Day Traders Diary


The major averages finished higher, but off their highs as they resumed their inflation-driven rally after another report signaled that price increases could be slowing. The Dow Jones Industrial Average ended the day up 56 points, or 0.2%. The S&P 500 advanced 34 points or 0.8% while the tech-heavy Nasdaq Composite gained 162 points or 1.4%.

Major indexes traded off their highs, with the Dow and S&P briefly dipping into the red, after crude oil prices moved higher suddenly. Oil prices later eased from those highs, with West Texas Intermediate futures last up 1.2% at $86.90 per barrel.

The major averages initially rallied after the producer price index, a measure of wholesale inflation, showed a 0.2% increase for the month of October, versus the consensus estimate for a 0.4% increase from Dow Jones. The report comes after last week's consumer price index data showed signs of inflationary pressure abating last month, sparking a sharp rally.

"The PPI read certainly adds more fuel to the fire for those who feel we may finally be on a downward inflation trend," said Mike Loewengart, head of model portfolio construction at Morgan Stanley's Global Investment Office. "The market embraced last week's consumer downtick and today's initial reaction seems to be more of the same."

The peak-inflation narrative is gaining traction, but the bar for a Fed pivot is still high, said Ross Mayfield, investment strategy analyst at Baird.

"There will be trepidation at the central bank given their credibility concerns and desire to avoid the mistakes of the 1970s (i.e., stop and start policy that prolonged the inflationary spell)," he said. "But the crumbs are already being laid for a deceleration in pace of tightening heading into 2023."
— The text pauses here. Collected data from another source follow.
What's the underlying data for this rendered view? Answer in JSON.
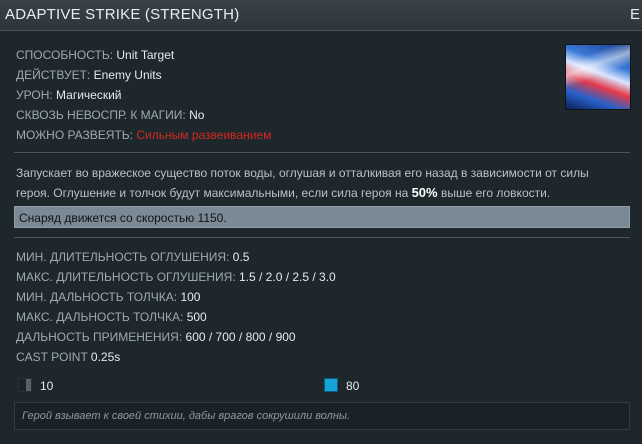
{
  "header": {
    "title": "ADAPTIVE STRIKE (STRENGTH)",
    "title_tail": "E"
  },
  "properties": [
    {
      "label": "СПОСОБНОСТЬ:",
      "value": "Unit Target"
    },
    {
      "label": "ДЕЙСТВУЕТ:",
      "value": "Enemy Units"
    },
    {
      "label": "УРОН:",
      "value": "Магический"
    },
    {
      "label": "СКВОЗЬ НЕВОСПР. К МАГИИ:",
      "value": "No"
    },
    {
      "label": "МОЖНО РАЗВЕЯТЬ:",
      "value": "Сильным развеиванием",
      "value_color": "#d22a1f"
    }
  ],
  "ability_icon": "adaptive-strike-ability-icon",
  "description": {
    "text_before": "Запускает во вражеское существо поток воды, оглушая и отталкивая его назад в зависимости от силы героя. Оглушение и толчок будут максимальными, если сила героя на ",
    "highlight": "50%",
    "text_after": " выше его ловкости."
  },
  "note": "Снаряд движется со скоростью 1150.",
  "stats": [
    {
      "label": "МИН. ДЛИТЕЛЬНОСТЬ ОГЛУШЕНИЯ:",
      "value": "0.5"
    },
    {
      "label": "МАКС. ДЛИТЕЛЬНОСТЬ ОГЛУШЕНИЯ:",
      "value": "1.5 / 2.0 / 2.5 / 3.0"
    },
    {
      "label": "МИН. ДАЛЬНОСТЬ ТОЛЧКА:",
      "value": "100"
    },
    {
      "label": "МАКС. ДАЛЬНОСТЬ ТОЛЧКА:",
      "value": "500"
    },
    {
      "label": "ДАЛЬНОСТЬ ПРИМЕНЕНИЯ:",
      "value": "600 / 700 / 800 / 900"
    },
    {
      "label": "CAST POINT",
      "value": "0.25s"
    }
  ],
  "costs": {
    "cooldown": {
      "icon": "cooldown-icon",
      "value": "10"
    },
    "mana": {
      "icon": "mana-icon",
      "value": "80",
      "color": "#16a4d8"
    }
  },
  "lore": "Герой взывает к своей стихии, дабы врагов сокрушили волны."
}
Elsewhere, retail stocks also lifted investor sentiment. Walmart shares jumped after the company beat Wall Street earnings and revenue estimates and boosted full-year guidance. Home Depot reported strong results too but kept guidance in place for the full-year. Its shares rose slightly.

"Retail earnings are off to a pretty decent start, and could serve to reinforce the broader narrative of consumer resilience and labor market tightness," Mayfield said. "Earnings are critically important from here... the pace and breadth of the earnings deceleration (or re-acceleration) should determine the next leg for equities."

Taiwan Semiconductor, Louisiana-Pacific and Paramount also jumped after regulatory filings showed that Warren Buffett's Berkshire Hathaway had bought new positions in the first two, and raised its stake in the last.